Когда часть работы была сделана и картина на шелке начала приобретать определенные черты, Анри почувствовал рядом с собой присутствие Анны, словно девушка незримо наблюдала за его работой. Иногда он ловил себя на том, что мысленно разговаривает с ней.

«Этот край зеленый, правда? Или сделать немного светлее? Изгиб почти не виден здесь, поэтому я не могу полностью спрятать уступы. Вы меня простите за это?»

На время он отходил от станка поесть, а потом возвращался назад, и его сердце сжималось от восхищения возникающим рисунком, тем, как обретали форму стебли растений, листья и нежные цветы. Когда он доткал до того места, где на эскизе был изображен маленький жучок, на глаза Анри навернулись слезы.

Он много работал каждый день, часто при свечах в самое темное время года, останавливаясь, лишь когда рвалась важная нить, которую нельзя восстановить при плохом освещении, или когда уставший помощник наконец засыпал, повиснув на ремешках станка.

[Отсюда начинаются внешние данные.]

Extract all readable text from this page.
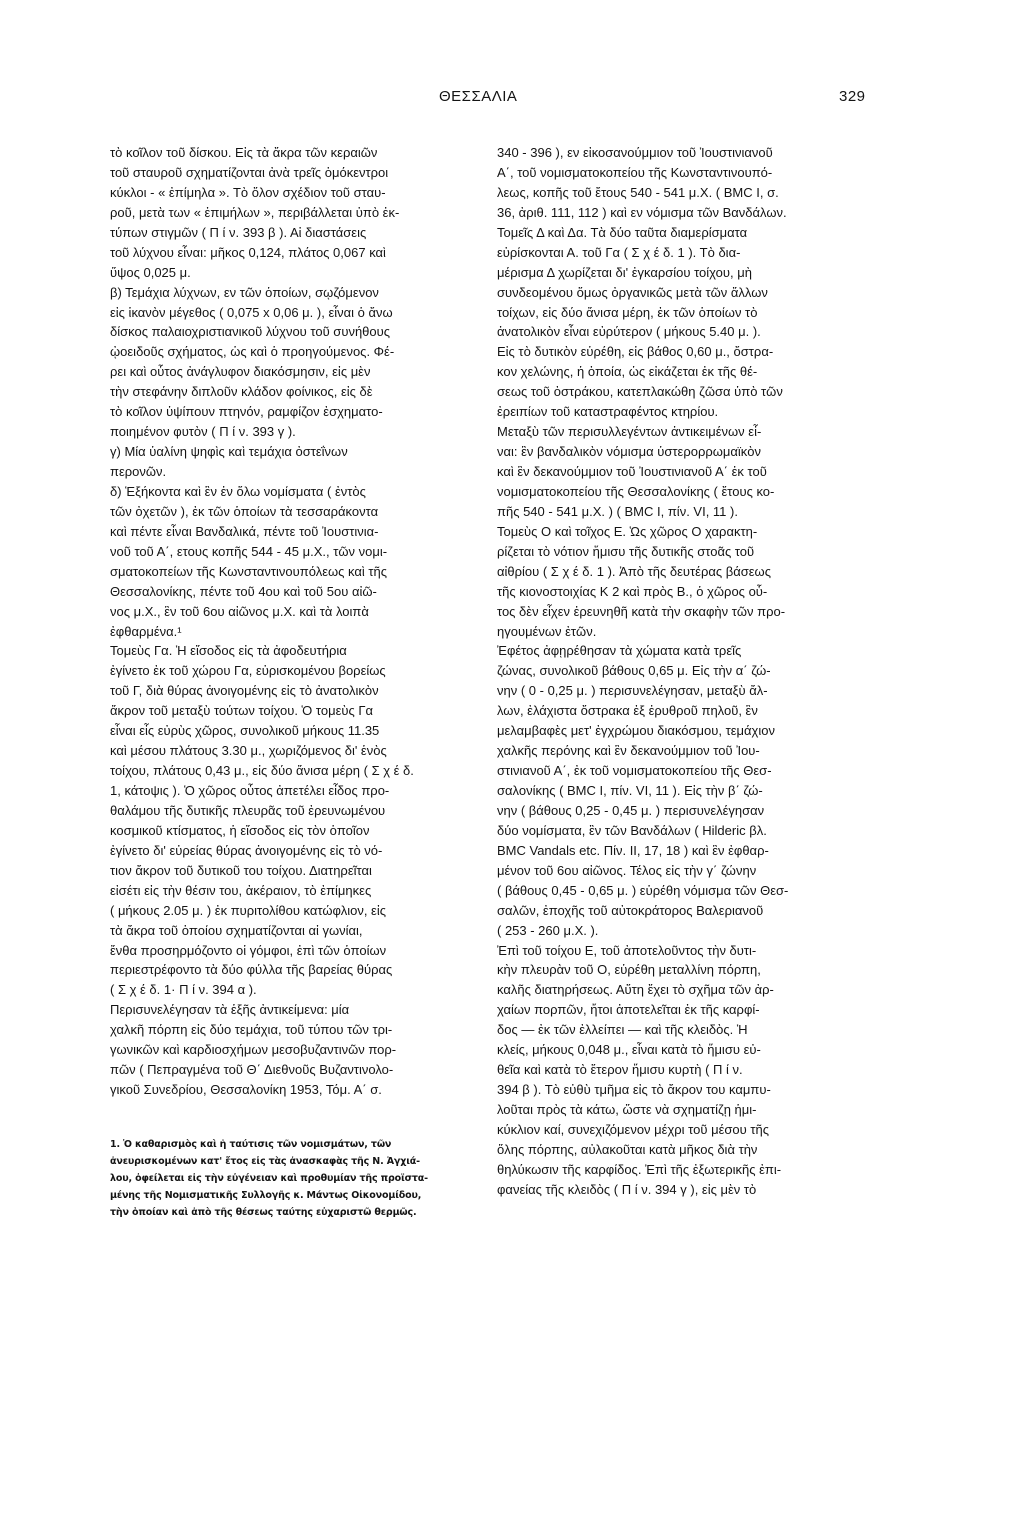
ΘΕΣΣΑΛΙΑ	329
τὸ κοῖλον τοῦ δίσκου. Εἰς τὰ ἄκρα τῶν κεραιῶν
τοῦ σταυροῦ σχηματίζονται ἀνὰ τρεῖς ὁμόκεντροι
κύκλοι - « ἐπίμηλα ». Τὸ ὅλον σχέδιον τοῦ σταυ-
ροῦ, μετὰ των « ἐπιμήλων », περιβάλλεται ὑπὸ ἐκ-
τύπων στιγμῶν ( Π ί ν. 393 β ). Αἱ διαστάσεις
τοῦ λύχνου εἶναι: μῆκος 0,124, πλάτος 0,067 καὶ
ὕψος 0,025 μ.
β) Τεμάχια λύχνων, εν τῶν ὁποίων, σῳζόμενον
εἰς ἱκανὸν μέγεθος ( 0,075 x 0,06 μ. ), εἶναι ὁ ἄνω
δίσκος παλαιοχριστιανικοῦ λύχνου τοῦ συνήθους
ᾠοειδοῦς σχήματος, ὡς καὶ ὁ προηγούμενος. Φέ-
ρει καὶ οὗτος ἀνάγλυφον διακόσμησιν, εἰς μὲν
τὴν στεφάνην διπλοῦν κλάδον φοίνικος, εἰς δὲ
τὸ κοῖλον ὑψίπουν πτηνόν, ραμφίζον ἐσχηματο-
ποιημένον φυτὸν ( Π ί ν. 393 γ ).
γ) Μία ὑαλίνη ψηφὶς καὶ τεμάχια ὀστεΐνων
περονῶν.
δ) Ἑξήκοντα καὶ ἓν ἐν ὅλω νομίσματα ( ἐντὸς
τῶν ὀχετῶν ), ἐκ τῶν ὁποίων τὰ τεσσαράκοντα
καὶ πέντε εἶναι Βανδαλικά, πέντε τοῦ Ἰουστινια-
νοῦ τοῦ Α΄, ετους κοπῆς 544 - 45 μ.Χ., τῶν νομι-
σματοκοπείων τῆς Κωνσταντινουπόλεως καὶ τῆς
Θεσσαλονίκης, πέντε τοῦ 4ου καὶ τοῦ 5ου αἰῶ-
νος μ.Χ., ἓν τοῦ 6ου αἰῶνος μ.Χ. καὶ τὰ λοιπὰ
ἐφθαρμένα.¹
Τομεὺς Γα. Ἡ εἴσοδος εἰς τὰ ἀφοδευτήρια
ἐγίνετο ἐκ τοῦ χώρου Γα, εὑρισκομένου βορείως
τοῦ Γ, διὰ θύρας ἀνοιγομένης εἰς τὸ ἀνατολικὸν
ἄκρον τοῦ μεταξὺ τούτων τοίχου. Ὁ τομεὺς Γα
εἶναι εἷς εὐρὺς χῶρος, συνολικοῦ μήκους 11.35
καὶ μέσου πλάτους 3.30 μ., χωριζόμενος δι' ἑνὸς
τοίχου, πλάτους 0,43 μ., εἰς δύο ἄνισα μέρη ( Σ χ έ δ.
1, κάτοψις ). Ὁ χῶρος οὗτος ἀπετέλει εἶδος προ-
θαλάμου τῆς δυτικῆς πλευρᾶς τοῦ ἐρευνωμένου
κοσμικοῦ κτίσματος, ἡ εἴσοδος εἰς τὸν ὁποῖον
ἐγίνετο δι' εὐρείας θύρας ἀνοιγομένης εἰς τὸ νό-
τιον ἄκρον τοῦ δυτικοῦ του τοίχου. Διατηρεῖται
εἰσέτι εἰς τὴν θέσιν του, ἀκέραιον, τὸ ἐπίμηκες
( μήκους 2.05 μ. ) ἐκ πυριτολίθου κατώφλιον, εἰς
τὰ ἄκρα τοῦ ὁποίου σχηματίζονται αἱ γωνίαι,
ἔνθα προσηρμόζοντο οἱ γόμφοι, ἐπὶ τῶν ὁποίων
περιεστρέφοντο τὰ δύο φύλλα τῆς βαρείας θύρας
( Σ χ έ δ. 1· Π ί ν. 394 α ).
Περισυνελέγησαν τὰ ἑξῆς ἀντικείμενα: μία
χαλκῆ πόρπη εἰς δύο τεμάχια, τοῦ τύπου τῶν τρι-
γωνικῶν καὶ καρδιοσχήμων μεσοβυζαντινῶν πορ-
πῶν ( Πεπραγμένα τοῦ Θ΄ Διεθνοῦς Βυζαντινολο-
γικοῦ Συνεδρίου, Θεσσαλονίκη 1953, Τόμ. Α΄ σ.
1. Ὁ καθαρισμὸς καὶ ἡ ταύτισις τῶν νομισμάτων, τῶν
ἀνευρισκομένων κατ' ἔτος εἰς τὰς ἀνασκαφὰς τῆς Ν. Ἀγχιά-
λου, ὀφείλεται εἰς τὴν εὐγένειαν καὶ προθυμίαν τῆς προϊστα-
μένης τῆς Νομισματικῆς Συλλογῆς κ. Μάντως Οἰκονομίδου,
τὴν ὁποίαν καὶ ἀπὸ τῆς θέσεως ταύτης εὐχαριστῶ θερμῶς.
340 - 396 ), εν εἰκοσανούμμιον τοῦ Ἰουστινιανοῦ
Α΄, τοῦ νομισματοκοπείου τῆς Κωνσταντινουπό-
λεως, κοπῆς τοῦ ἔτους 540 - 541 μ.Χ. ( BMC I, σ.
36, ἀριθ. 111, 112 ) καὶ εν νόμισμα τῶν Βανδάλων.
Τομεῖς Δ καὶ Δα. Τὰ δύο ταῦτα διαμερίσματα
εὑρίσκονται Α. τοῦ Γα ( Σ χ έ δ. 1 ). Τὸ δια-
μέρισμα Δ χωρίζεται δι' ἐγκαρσίου τοίχου, μὴ
συνδεομένου ὅμως ὀργανικῶς μετὰ τῶν ἄλλων
τοίχων, εἰς δύο ἄνισα μέρη, ἐκ τῶν ὁποίων τὸ
ἀνατολικὸν εἶναι εὐρύτερον ( μήκους 5.40 μ. ).
Εἰς τὸ δυτικὸν εὑρέθη, εἰς βάθος 0,60 μ., ὄστρα-
κον χελώνης, ἡ ὁποία, ὡς εἰκάζεται ἐκ τῆς θέ-
σεως τοῦ ὀστράκου, κατεπλακώθη ζῶσα ὑπὸ τῶν
ἐρειπίων τοῦ καταστραφέντος κτηρίου.
Μεταξὺ τῶν περισυλλεγέντων ἀντικειμένων εἶ-
ναι: ἓν βανδαλικὸν νόμισμα ὑστερορρωμαϊκὸν
καὶ ἓν δεκανούμμιον τοῦ Ἰουστινιανοῦ Α΄ ἐκ τοῦ
νομισματοκοπείου τῆς Θεσσαλονίκης ( ἔτους κο-
πῆς 540 - 541 μ.Χ. ) ( BMC I, πίν. VI, 11 ).
Τομεὺς Ο καὶ τοῖχος Ε. Ὡς χῶρος Ο χαρακτη-
ρίζεται τὸ νότιον ἥμισυ τῆς δυτικῆς στοᾶς τοῦ
αἰθρίου ( Σ χ έ δ. 1 ). Ἀπὸ τῆς δευτέρας βάσεως
τῆς κιονοστοιχίας Κ 2 καὶ πρὸς Β., ὁ χῶρος οὗ-
τος δὲν εἶχεν ἐρευνηθῆ κατὰ τὴν σκαφὴν τῶν προ-
ηγουμένων ἐτῶν.
Ἐφέτος ἀφῃρέθησαν τὰ χώματα κατὰ τρεῖς
ζώνας, συνολικοῦ βάθους 0,65 μ. Εἰς τὴν α΄ ζώ-
νην ( 0 - 0,25 μ. ) περισυνελέγησαν, μεταξὺ ἄλ-
λων, ἐλάχιστα ὄστρακα ἐξ ἐρυθροῦ πηλοῦ, ἓν
μελαμβαφὲς μετ' ἐγχρώμου διακόσμου, τεμάχιον
χαλκῆς περόνης καὶ ἓν δεκανούμμιον τοῦ Ἰου-
στινιανοῦ Α΄, ἐκ τοῦ νομισματοκοπείου τῆς Θεσ-
σαλονίκης ( BMC I, πίν. VI, 11 ). Εἰς τὴν β΄ ζώ-
νην ( βάθους 0,25 - 0,45 μ. ) περισυνελέγησαν
δύο νομίσματα, ἓν τῶν Βανδάλων ( Hilderic βλ.
BMC Vandals etc. Πίν. II, 17, 18 ) καὶ ἓν ἐφθαρ-
μένον τοῦ 6ου αἰῶνος. Τέλος εἰς τὴν γ΄ ζώνην
( βάθους 0,45 - 0,65 μ. ) εὑρέθη νόμισμα τῶν Θεσ-
σαλῶν, ἐποχῆς τοῦ αὐτοκράτορος Βαλεριανοῦ
( 253 - 260 μ.Χ. ).
Ἐπὶ τοῦ τοίχου Ε, τοῦ ἀποτελοῦντος τὴν δυτι-
κὴν πλευρὰν τοῦ Ο, εὑρέθη μεταλλίνη πόρπη,
καλῆς διατηρήσεως. Αὕτη ἔχει τὸ σχῆμα τῶν ἀρ-
χαίων πορπῶν, ἤτοι ἀποτελεῖται ἐκ τῆς καρφί-
δος — ἐκ τῶν ἐλλείπει — καὶ τῆς κλειδὸς. Ἡ
κλείς, μήκους 0,048 μ., εἶναι κατὰ τὸ ἥμισυ εὐ-
θεῖα καὶ κατὰ τὸ ἕτερον ἥμισυ κυρτὴ ( Π ί ν.
394 β ). Τὸ εὐθὺ τμῆμα εἰς τὸ ἄκρον του καμπυ-
λοῦται πρὸς τὰ κάτω, ὥστε νὰ σχηματίζῃ ἡμι-
κύκλιον καί, συνεχιζόμενον μέχρι τοῦ μέσου τῆς
ὅλης πόρπης, αὐλακοῦται κατὰ μῆκος διὰ τὴν
θηλύκωσιν τῆς καρφίδος. Ἐπὶ τῆς ἐξωτερικῆς ἐπι-
φανείας τῆς κλειδὸς ( Π ί ν. 394 γ ), εἰς μὲν τὸ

Анри не ответил на письмо Анны, он не знал, что отвечать. Несмотря на то что юноше очень хотелось вновь увидеть ее, жестокие слова матери и события последних недель изменили его отношение. После первого посещения тюрьмы Анри еще дважды носил Ги еду и одежду. Представители французской церкви предложили заплатить за перевод узника в одиночную камеру, но он отказался.

– Как я смогу выдержать собственное молчание, – сказал Ги, – когда меня ждет жизнь, полная страданий? Они преступники, все эти люди, но, несмотря на это, составляют мне компанию.

«Я сам мог бы оказаться на его месте, если бы не послушал совета доброго и щедрого хозяина», – подумал юноша.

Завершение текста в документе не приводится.